Performance tests with large number of threads noted that the change
of the default closetimeo (deferred close timeout between when
close is done by application and when client has to send the close
to the server), to 5 seconds from 1 second, significantly degraded
perf in some cases like this (in the filebench example reported,
the stats show close requests on the wire taking twice as long,
and 50% regression in filebench perf). This is stil configurable
via mount parm closetimeo, but to be safe, decrease default back
to its previous value of 1 second.

Reported-by: Yin Fengwei <fengwei.yin@xxxxxxxxx>
Reported-by: kernel test robot <yujie.liu@xxxxxxxxx>
Link: https://lore.kernel.org/lkml/997614df-10d4-af53-9571-edec36b0e2f3@xxxxxxxxx/
Fixes: 5efdd9122eff ("smb3: allow deferred close timeout to be configurable")
Cc: stable@xxxxxxxxxxxxxxx # 6.0+
Reviewed-by: Paulo Alcantara (SUSE) <pc@xxxxxxxxxxxxx>
Acked-by: Shyam Prasad N <sprasad@xxxxxxxxxxxxx>
Signed-off-by: Steve French <stfrench@xxxxxxxxxxxxx>
---
fs/cifs/fs_context.h | 2 +-
1 file changed, 1 insertion(+), 1 deletion(-)

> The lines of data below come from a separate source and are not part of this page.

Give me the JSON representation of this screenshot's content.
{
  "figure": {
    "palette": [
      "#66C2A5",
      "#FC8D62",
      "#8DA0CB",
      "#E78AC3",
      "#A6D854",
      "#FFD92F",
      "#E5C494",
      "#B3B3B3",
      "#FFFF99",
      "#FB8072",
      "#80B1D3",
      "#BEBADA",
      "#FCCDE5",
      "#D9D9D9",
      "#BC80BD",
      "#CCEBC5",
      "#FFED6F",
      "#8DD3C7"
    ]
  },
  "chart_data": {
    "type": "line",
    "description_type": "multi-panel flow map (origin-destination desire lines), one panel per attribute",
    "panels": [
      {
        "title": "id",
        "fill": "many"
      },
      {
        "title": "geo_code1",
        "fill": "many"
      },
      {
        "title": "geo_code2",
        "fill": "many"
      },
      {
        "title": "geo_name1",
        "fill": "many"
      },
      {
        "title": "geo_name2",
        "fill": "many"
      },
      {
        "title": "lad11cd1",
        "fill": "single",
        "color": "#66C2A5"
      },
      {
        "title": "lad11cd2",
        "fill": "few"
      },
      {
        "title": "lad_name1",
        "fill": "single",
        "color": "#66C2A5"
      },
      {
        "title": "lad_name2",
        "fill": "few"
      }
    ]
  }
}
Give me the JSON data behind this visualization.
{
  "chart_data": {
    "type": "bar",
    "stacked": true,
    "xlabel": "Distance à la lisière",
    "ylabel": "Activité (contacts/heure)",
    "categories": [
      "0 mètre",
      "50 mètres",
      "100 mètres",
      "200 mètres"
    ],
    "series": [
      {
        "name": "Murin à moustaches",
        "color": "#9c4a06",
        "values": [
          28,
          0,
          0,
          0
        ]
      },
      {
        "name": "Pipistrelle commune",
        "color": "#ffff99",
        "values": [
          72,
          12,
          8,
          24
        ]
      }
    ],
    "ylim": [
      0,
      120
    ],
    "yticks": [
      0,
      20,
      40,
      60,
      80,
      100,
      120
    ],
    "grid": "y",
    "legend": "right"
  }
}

diff --git a/fs/cifs/fs_context.h b/fs/cifs/fs_context.h
index 1b8d4e27f831..3de00e7127ec 100644
--- a/fs/cifs/fs_context.h
+++ b/fs/cifs/fs_context.h
@@ -286,5 +286,5 @@ extern void smb3_update_mnt_flags(struct cifs_sb_info *cifs_sb);
* max deferred close timeout (jiffies) - 2^30
*/
#define SMB3_MAX_DCLOSETIMEO (1 << 30)
-#define SMB3_DEF_DCLOSETIMEO (5 * HZ) /* Can increase later, other clients use larger */
+#define SMB3_DEF_DCLOSETIMEO (1 * HZ) /* even 1 sec enough to help eg open/write/close/open/read */
#endif
--
2.34.1